This seems like a purely academic argument that would not be "better" at the risk of misinformation.


----------



## Zeroknight (Mar 18, 2009)

Right sorry. I was assuming that most people here has some basic knowledge in programming (that's the conclusion I drew anyway) We're both right though; we were just simple catering to different audiences.

btw, if there's any odd that chance that you do java too; I need to do an end-of-the-year project. Got any ideas?


----------



## bundat (Mar 19, 2009)

I always do games.

So that when I have to present it to my professor (or more commonly, defend it against a panel), I can show the usual stuff that Java programmers need to know and use (an object-oriented design), while show-off other advanced concepts and techniques, such as client-server networking communication, multi-threading, and game programming techniques such as double-buffering, frame skipping, and also show-off seemingly mind-boggling trigonometric skills with transformation matrices (like what I did with the rotating images thing).

It's usually very impressive to look at and to listen to the design specifications.
Even though it's not really hard, just many simple concepts put together.

Although if you like having something nice on your resume, I suggest finding a client (small businesses are good, although it's usually best to start looking for clients in your university, such as professors, heads of departments, and the departments themselves such as the registrar), and making them a database and an information system. It's easy as heck (you could easily throw one together in a week or two) and many programming companies REALLY love such work. Much more than a game you programmed on your resume. Makes it sound like you are really business-minded.

One ex-student professor in our university did this, and the entire university ended up using his online registration, enlistment, and subject reservation project, which every student is now required to have an account in.

It's not complicated at all (MUCH easier than a game IMO), you just need to plan it well. I also advice that you use ZK, it makes the interface look VERY professional (sample interface here, the code is as simple as pure HTML, but look at the "Events and Script" portion and you will see that you have access to the almost the whole Java API and more). As long as they allow you to use it for a "Java" project... in conjuction with Java of course.


----------



## Ethan Rosen (Mar 19, 2009)

Zeroknight said:


> (btw, you'll never crack my 256-bit double, quantum crypograph'd password


----------



## not_kevin (Mar 19, 2009)

Ethan Rosen said:


> Zeroknight said:
> 
> 
> > (btw, you'll never crack my 256-bit double, quantum crypograph'd password



XKCDFTW!!!


----------



## EmersonHerrmann (Mar 19, 2009)

That's just awesome heheheh


----------



## Zeroknight (Mar 19, 2009)

Awesome  and sorry bundat, but I'm in High School... I'll still try to do some of what you said though, thanks


----------



## bundat (Mar 21, 2009)

> ...but I'm in High School...


That's a problem...how?
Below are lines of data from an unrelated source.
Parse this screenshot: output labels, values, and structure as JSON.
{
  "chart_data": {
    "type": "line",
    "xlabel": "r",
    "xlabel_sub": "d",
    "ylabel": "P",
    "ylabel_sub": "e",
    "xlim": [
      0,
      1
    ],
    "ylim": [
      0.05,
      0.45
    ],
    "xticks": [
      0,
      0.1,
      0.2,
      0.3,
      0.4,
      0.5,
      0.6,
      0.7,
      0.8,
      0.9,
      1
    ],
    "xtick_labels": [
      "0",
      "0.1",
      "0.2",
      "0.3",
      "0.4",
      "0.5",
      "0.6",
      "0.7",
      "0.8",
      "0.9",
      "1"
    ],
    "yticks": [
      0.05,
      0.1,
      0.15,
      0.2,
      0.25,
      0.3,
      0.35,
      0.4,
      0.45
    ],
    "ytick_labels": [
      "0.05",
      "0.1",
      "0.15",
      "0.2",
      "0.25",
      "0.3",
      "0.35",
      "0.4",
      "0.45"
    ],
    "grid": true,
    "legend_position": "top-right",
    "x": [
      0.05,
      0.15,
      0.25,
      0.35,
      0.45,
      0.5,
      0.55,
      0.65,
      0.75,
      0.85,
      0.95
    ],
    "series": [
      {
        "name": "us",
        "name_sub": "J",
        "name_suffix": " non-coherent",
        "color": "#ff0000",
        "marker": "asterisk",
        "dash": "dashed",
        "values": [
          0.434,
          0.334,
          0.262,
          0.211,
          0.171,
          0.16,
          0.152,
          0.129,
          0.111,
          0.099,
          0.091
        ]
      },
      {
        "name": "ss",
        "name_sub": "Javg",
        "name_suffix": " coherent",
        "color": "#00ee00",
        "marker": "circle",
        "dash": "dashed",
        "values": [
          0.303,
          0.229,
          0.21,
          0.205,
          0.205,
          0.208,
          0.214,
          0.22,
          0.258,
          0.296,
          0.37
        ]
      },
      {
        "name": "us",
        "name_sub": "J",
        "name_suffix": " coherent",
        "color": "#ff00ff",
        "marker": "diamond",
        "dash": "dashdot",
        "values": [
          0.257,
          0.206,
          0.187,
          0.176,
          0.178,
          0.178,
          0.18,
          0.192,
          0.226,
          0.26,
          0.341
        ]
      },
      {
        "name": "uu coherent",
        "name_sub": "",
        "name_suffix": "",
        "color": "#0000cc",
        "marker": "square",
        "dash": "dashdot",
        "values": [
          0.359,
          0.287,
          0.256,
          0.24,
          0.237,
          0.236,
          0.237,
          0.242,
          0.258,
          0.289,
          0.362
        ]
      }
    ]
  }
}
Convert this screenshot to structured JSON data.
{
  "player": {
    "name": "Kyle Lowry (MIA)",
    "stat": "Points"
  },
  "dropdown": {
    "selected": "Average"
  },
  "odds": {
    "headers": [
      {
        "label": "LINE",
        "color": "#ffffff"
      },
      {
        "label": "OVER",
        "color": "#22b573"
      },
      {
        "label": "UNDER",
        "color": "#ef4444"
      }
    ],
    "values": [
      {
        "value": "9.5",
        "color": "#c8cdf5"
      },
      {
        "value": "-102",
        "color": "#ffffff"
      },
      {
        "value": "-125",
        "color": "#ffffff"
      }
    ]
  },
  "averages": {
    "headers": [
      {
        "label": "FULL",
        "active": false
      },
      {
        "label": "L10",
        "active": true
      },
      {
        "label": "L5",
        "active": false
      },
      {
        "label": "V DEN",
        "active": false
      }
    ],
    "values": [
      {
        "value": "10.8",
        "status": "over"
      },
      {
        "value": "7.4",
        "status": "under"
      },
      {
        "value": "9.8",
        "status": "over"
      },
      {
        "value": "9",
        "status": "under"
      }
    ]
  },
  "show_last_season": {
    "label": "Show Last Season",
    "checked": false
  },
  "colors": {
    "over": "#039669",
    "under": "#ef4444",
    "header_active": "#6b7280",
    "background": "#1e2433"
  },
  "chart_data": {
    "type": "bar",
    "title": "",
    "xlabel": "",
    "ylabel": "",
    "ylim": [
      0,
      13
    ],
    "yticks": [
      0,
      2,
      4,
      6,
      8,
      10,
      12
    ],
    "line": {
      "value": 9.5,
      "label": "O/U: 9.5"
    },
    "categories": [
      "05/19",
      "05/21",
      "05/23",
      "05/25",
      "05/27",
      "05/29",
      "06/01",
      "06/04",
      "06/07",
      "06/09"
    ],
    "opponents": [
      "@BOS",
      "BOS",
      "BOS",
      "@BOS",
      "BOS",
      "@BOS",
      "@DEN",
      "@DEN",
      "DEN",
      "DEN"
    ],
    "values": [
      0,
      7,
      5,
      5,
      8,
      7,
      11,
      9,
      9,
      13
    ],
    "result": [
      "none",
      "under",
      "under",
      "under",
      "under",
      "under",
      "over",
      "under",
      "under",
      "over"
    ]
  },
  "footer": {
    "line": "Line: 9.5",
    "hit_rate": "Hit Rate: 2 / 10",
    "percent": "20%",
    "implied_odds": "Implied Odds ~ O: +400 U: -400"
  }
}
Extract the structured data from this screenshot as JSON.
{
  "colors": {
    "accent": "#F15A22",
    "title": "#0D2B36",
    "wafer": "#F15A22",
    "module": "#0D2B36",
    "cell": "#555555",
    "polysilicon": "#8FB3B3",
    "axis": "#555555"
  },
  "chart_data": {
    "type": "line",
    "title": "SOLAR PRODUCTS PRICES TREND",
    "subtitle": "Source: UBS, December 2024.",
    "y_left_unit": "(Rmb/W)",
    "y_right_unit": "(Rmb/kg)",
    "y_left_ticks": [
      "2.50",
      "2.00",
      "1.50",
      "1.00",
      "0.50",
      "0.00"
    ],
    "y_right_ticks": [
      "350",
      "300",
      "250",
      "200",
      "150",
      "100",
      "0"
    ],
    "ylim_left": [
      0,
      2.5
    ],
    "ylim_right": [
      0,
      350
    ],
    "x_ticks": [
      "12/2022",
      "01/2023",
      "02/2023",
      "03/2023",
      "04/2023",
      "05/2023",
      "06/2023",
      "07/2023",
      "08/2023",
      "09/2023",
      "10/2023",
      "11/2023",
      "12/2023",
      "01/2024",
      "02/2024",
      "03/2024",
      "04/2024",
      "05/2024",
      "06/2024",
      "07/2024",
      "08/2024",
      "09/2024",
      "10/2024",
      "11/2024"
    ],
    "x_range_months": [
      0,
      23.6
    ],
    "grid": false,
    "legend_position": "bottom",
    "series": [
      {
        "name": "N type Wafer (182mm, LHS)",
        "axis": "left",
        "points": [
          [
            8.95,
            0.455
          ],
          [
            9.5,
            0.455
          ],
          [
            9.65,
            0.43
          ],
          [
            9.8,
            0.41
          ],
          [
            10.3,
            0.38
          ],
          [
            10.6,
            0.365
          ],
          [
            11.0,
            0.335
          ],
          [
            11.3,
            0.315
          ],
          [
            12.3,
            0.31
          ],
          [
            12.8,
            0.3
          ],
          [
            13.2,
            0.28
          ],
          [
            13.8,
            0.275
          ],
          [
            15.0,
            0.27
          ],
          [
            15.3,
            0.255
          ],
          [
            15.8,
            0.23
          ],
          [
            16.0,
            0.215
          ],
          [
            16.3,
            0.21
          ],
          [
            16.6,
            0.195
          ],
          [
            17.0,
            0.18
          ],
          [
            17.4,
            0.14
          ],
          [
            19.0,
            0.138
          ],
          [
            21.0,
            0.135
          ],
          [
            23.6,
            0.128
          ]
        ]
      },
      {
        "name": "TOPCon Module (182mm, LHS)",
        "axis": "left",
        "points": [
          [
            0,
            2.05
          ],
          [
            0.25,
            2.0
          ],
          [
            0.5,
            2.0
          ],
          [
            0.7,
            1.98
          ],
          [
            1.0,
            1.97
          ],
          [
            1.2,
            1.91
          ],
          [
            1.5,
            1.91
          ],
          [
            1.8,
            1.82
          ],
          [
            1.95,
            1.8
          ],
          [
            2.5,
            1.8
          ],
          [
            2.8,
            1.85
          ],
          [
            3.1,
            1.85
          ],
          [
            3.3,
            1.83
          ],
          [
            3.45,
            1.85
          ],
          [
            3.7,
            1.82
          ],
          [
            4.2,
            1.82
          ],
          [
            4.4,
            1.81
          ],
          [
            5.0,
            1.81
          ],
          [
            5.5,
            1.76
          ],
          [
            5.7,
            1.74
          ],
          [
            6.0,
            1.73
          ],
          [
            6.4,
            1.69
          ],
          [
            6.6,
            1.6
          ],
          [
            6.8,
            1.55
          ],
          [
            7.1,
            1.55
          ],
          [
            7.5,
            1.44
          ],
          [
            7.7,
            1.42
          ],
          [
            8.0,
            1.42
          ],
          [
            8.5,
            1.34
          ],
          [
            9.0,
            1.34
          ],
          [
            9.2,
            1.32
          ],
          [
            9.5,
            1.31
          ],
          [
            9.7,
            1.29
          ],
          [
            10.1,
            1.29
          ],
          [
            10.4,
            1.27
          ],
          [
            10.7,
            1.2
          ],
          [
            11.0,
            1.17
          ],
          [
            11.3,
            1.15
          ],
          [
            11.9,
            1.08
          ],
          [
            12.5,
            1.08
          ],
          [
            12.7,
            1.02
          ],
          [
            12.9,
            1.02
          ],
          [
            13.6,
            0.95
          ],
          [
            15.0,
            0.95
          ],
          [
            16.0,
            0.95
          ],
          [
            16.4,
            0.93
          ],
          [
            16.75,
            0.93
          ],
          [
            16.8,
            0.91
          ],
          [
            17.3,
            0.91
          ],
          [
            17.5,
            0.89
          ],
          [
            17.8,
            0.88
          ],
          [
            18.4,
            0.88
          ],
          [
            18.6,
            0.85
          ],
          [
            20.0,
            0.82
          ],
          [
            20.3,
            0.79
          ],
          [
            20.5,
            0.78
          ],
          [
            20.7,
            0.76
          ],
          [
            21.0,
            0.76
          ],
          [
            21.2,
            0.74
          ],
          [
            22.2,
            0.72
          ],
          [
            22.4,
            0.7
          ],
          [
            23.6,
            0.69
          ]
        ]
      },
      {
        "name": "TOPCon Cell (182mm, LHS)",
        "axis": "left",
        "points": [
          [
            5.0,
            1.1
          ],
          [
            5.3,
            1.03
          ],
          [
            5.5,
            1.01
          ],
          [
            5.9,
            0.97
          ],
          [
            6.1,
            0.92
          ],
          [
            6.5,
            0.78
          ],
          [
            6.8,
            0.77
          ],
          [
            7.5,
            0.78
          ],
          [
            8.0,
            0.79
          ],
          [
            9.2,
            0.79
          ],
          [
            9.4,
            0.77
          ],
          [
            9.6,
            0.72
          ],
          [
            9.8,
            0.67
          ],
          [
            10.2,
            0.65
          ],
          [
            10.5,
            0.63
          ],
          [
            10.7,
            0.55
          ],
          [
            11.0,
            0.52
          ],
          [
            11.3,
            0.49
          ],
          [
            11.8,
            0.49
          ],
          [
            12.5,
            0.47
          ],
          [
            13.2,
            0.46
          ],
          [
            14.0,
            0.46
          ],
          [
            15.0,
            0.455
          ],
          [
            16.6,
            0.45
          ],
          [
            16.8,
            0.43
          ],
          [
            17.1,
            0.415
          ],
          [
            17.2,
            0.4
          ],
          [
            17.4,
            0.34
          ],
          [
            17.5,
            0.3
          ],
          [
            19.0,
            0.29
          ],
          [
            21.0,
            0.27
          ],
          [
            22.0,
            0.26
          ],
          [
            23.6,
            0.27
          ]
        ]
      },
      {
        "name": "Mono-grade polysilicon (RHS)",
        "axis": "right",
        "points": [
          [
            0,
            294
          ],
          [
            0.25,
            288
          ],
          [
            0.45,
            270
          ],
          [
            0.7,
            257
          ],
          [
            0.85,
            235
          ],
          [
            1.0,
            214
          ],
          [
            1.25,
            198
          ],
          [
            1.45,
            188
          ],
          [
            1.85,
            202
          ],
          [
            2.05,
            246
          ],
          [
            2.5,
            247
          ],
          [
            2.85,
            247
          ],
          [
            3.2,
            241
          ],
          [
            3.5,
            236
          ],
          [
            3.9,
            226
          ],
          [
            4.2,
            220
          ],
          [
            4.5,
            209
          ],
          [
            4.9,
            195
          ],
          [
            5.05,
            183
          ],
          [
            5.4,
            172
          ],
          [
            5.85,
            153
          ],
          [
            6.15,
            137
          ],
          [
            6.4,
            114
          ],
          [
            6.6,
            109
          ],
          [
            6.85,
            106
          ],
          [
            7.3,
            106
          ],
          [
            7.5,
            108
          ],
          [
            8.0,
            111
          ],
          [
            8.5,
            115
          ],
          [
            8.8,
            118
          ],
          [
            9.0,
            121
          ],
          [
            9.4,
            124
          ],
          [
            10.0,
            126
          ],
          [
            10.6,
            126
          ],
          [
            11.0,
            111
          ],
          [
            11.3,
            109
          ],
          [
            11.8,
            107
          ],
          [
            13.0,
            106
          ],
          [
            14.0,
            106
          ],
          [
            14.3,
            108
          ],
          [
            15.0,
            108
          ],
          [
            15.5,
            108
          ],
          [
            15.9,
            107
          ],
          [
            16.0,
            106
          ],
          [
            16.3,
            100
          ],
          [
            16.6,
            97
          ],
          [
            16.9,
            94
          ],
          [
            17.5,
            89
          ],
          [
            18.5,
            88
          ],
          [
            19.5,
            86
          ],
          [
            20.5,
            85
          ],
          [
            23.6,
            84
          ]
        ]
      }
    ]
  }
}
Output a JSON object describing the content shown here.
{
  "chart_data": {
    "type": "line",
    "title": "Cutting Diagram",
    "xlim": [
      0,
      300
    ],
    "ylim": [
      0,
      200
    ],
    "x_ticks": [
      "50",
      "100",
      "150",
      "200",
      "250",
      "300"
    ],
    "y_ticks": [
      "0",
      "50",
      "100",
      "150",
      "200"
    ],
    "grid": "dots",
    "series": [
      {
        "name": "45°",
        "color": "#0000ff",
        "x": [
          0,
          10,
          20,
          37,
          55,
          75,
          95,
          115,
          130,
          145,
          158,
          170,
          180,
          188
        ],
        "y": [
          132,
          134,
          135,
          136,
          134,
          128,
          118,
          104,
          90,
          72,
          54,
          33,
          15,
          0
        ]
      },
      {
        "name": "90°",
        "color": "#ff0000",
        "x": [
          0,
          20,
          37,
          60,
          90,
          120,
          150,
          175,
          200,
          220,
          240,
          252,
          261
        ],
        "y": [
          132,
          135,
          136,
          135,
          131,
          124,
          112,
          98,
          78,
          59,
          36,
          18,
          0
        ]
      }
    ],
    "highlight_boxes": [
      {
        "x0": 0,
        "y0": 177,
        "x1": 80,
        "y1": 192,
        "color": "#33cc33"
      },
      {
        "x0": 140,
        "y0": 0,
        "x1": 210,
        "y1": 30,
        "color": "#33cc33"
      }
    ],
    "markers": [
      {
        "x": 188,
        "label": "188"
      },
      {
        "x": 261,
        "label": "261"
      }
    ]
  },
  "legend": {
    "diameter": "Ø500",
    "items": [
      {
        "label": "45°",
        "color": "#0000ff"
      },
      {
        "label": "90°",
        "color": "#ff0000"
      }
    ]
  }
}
I just see it as an excuse to limit yourself...

I know plenty of high-schoolers who've made games, which were much harder to make than your common business information system, with things like multi-threading and tons of trigonometric computations, vector and matrix math and whatnot, in harder platforms than Java like DirectX or OpenGL, using mixed C and assembly, or even having to deal with other complexities like interrupts (vectors and handlers), hardware ports, VESA standards, parsing audio files by hand, DMA transfers, and many other things.

You can easily do all the things I've listed above with enough research and effort.
Just walk around to people in charge and ask them if they'd appreciate something in their files or database to be automated or computerized. It's not hard to get a "client", especially if it's going to be free for them.


----------